As the train slid to a stop,
the blonde woman rose and stepped without haste to the opening door. Brian was
running up the aisle towards her. Margery only had time to scoop up her
spilling papers, stuff them back into her bag, and rush for the door.
It closed on her as she went
through. She jerked free, and found herself on a crowded platform between the
tracks. There must have been a delay, for the narrow space was crammed with
people. The two she wanted to see had vanished.
A sudden panic seized her as
the train at her back pulled out with an escalating din, and just yards away,
the eastbound train came roaring in. It was a hellish, dangerous place.
***
Later, remembering, Margery
thought there had been a scream, but it might have been only the scream of
brakes, an intolerably human sound that seemed to go on forever.
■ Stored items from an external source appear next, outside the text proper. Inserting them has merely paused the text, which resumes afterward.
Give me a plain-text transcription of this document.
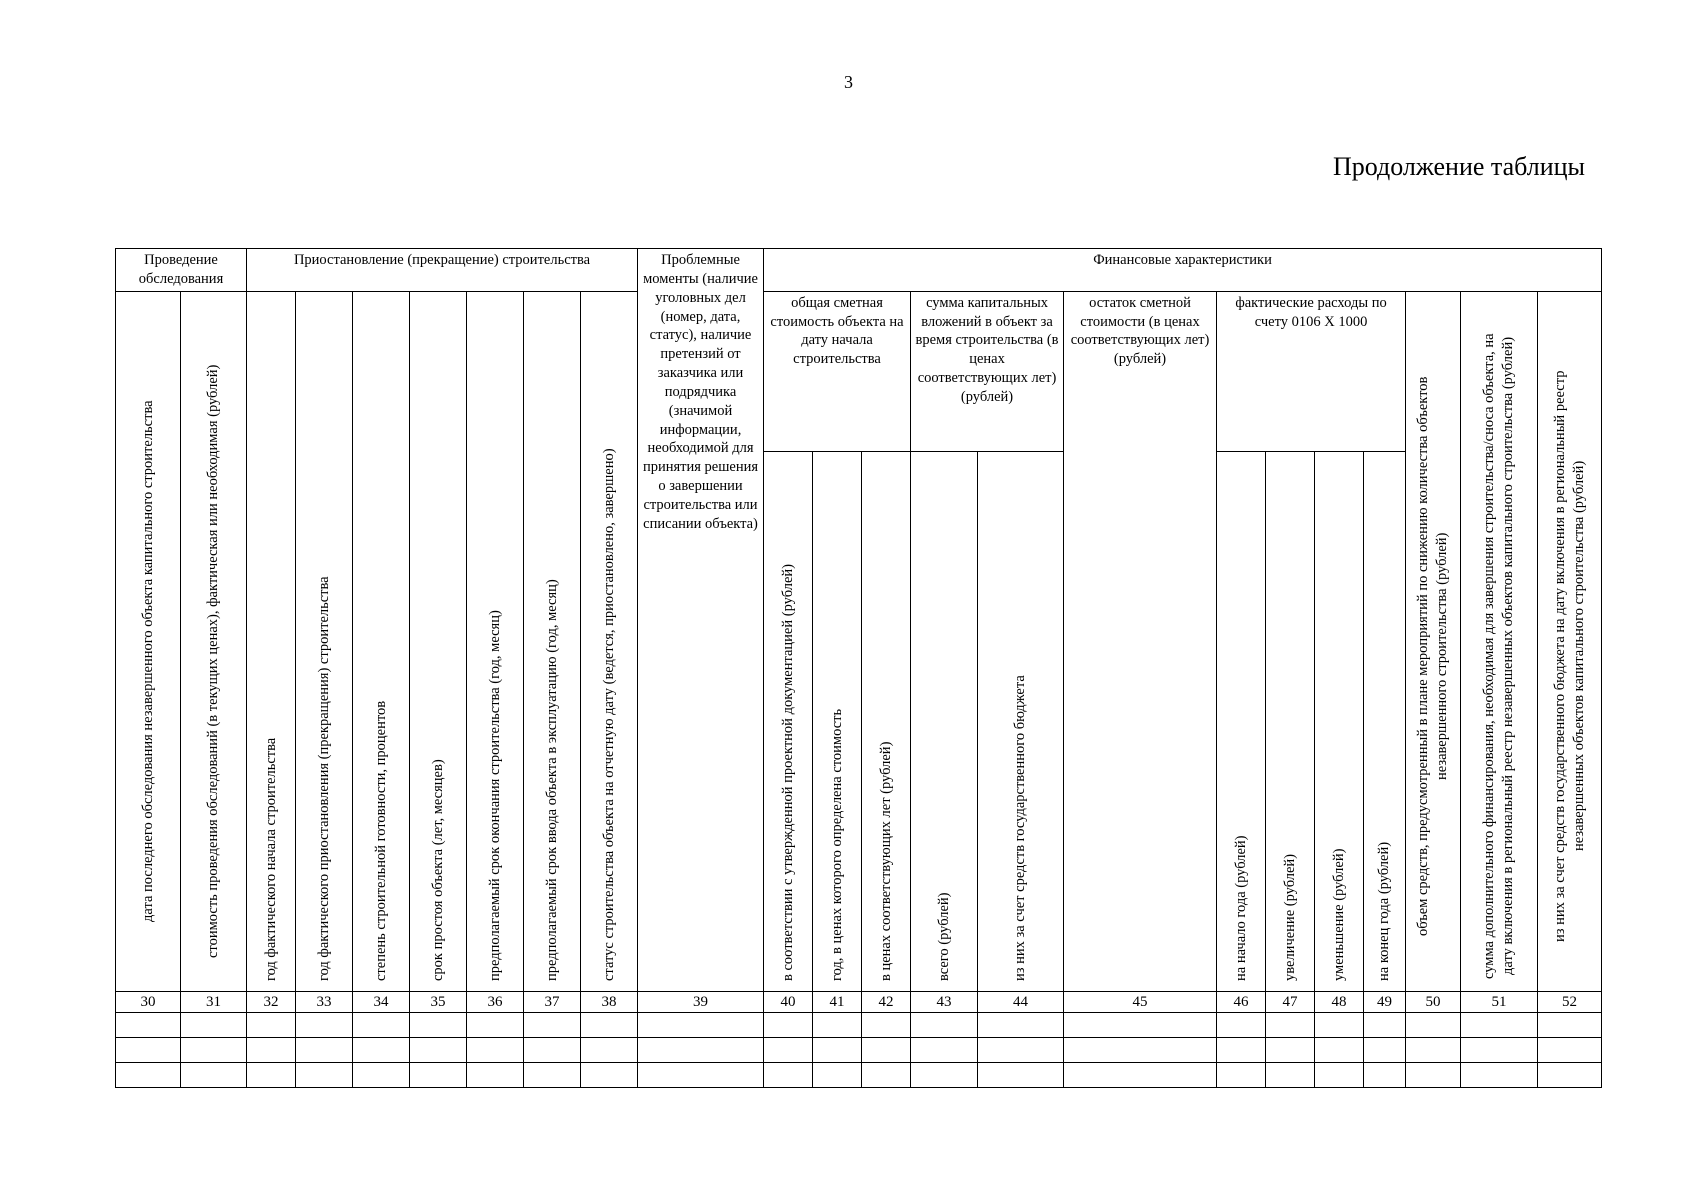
3
Продолжение таблицы
Проведение обследования		Приостановление (прекращение) строительства							Проблемные моменты (наличие уголовных дел (номер, дата, статус), наличие претензий от заказчика или подрядчика (значимой информации, необходимой для принятия решения о завершении строительства или списании объекта)	Финансовые характеристики												
дата последнего обследования незавершенного объекта капитального строительства	стоимость проведения обследований (в текущих ценах), фактическая или необходимая (рублей)	год фактического начала строительства	год фактического приостановления (прекращения) строительства	степень строительной готовности, процентов	срок простоя объекта (лет, месяцев)	предполагаемый срок окончания строительства (год, месяц)	предполагаемый срок ввода объекта в эксплуатацию (год, месяц)	статус строительства объекта на отчетную дату (ведется, приостановлено, завершено)		общая сметная стоимость объекта на дату начала строительства			сумма капитальных вложений в объект за время строительства (в ценах соответствующих лет) (рублей)		остаток сметной стоимости (в ценах соответствующих лет) (рублей)	фактические расходы по счету 0106 Х 1000				объем средств, предусмотренный в плане мероприятий по снижению количества объектов незавершенного строительства (рублей)	сумма дополнительного финансирования, необходимая для завершения строительства/сноса объекта, на дату включения в региональный реестр незавершенных объектов капитального строительства (рублей)	из них за счет средств государственного бюджета на дату включения в региональный реестр незавершенных объектов капитального строительства (рублей)
										в соответствии с утвержденной проектной документацией (рублей)	год, в ценах которого определена стоимость	в ценах соответствующих лет (рублей)	всего (рублей)	из них за счет средств государственного бюджета		на начало года (рублей)	увеличение (рублей)	уменьшение (рублей)	на конец года (рублей)			
30	31	32	33	34	35	36	37	38	39	40	41	42	43	44	45	46	47	48	49	50	51	52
Then it stopped, and someone
cut the power, and the platform was in twilight: a dim, milling, murmuring,
crying chaos. Strangers caught each other's eyes, questioned each other, drawn
into fellowship by the event. Margery stood silent, while shapes of horror
filled her mind.
A voice blared through the
station, instructing the passengers either to board the train or proceed to the
exits, but not to linger on the platform. Margery let the surge of the crowd
carry her toward the stairs.
People craned their necks as
they passed the cluster of uniformed men at the head of the train. They were
warned away brusquely.
"Did you see that?"
they asked each other.
"My God, how
awful!"
"Did he jump? Or
she?"
"You can't tell."
"Not much left, is
there?"
"All this pushing and
shoving, that's how people get killed."
"Did you see the blood?
All up the front of the train, all over the windows. Oh, Lord, I'm going to be
sick!"
Margery forced her trembling
legs to take her away from that place and up the stairs. Just past the magazine
stand she sighted a slim figure in a pale blue coat. She snatched at the
woman's arm. The other whirled around, yanking her arm free.
"Yes, it was him!"
"I only meant to punish
him, to make him squirm," Margery whispered. "I never thought --
"
"It was an accident! He
chased me, I ran, he grabbed my arm. So I turned and I said, 'Hello, Brian,'
and I showed him my face. Like this."
Close against the wall, her
back to the streaming crowd, Carla lifted her swathe of silky hair to reveal a
bisected face. The flawless contours of the left side, the beauty of the one
dark blue eye, served only as contrast to the right side, which had obviously
once been terribly broken. It had been laboriously rebuilt to something like
human shape.
The cheek and jaw were still
a patchwork of colours from recent operations. The right eye, though nicely
matched to the colour of its living mate, stared soullessly.
"He didn't like my face.
He stepped back. And he fell. And then the train was there."
Margery closed her eyes a moment.
Then she said, "We have to tell somebody."
"Why? He left me lying
in my blood. He drove away and left me to die."
"But you didn't die,
neither of you."
"No: Paulo was only
bruised. I guess my face, at the hospital, finished it for him. By the time I
could speak to the police, Brian was gone, too, out of the country. They said
there was no use pursuing the matter, nothing could be proved. And I thought there
was no justice."
"You think this is
justice?"
"Not exactly."
Carla's smile was twisted on the right side. "He's better off now than I
am."
Margery stared at her
bleakly. Carla returned an odd, sly, fierce look, from under the half-mask of
her hair.
Margery backed away. She
slipped into the outgoing mass of safe, sane, everyday people, as if they were
a stream that could cleanse her. She never saw Carla again.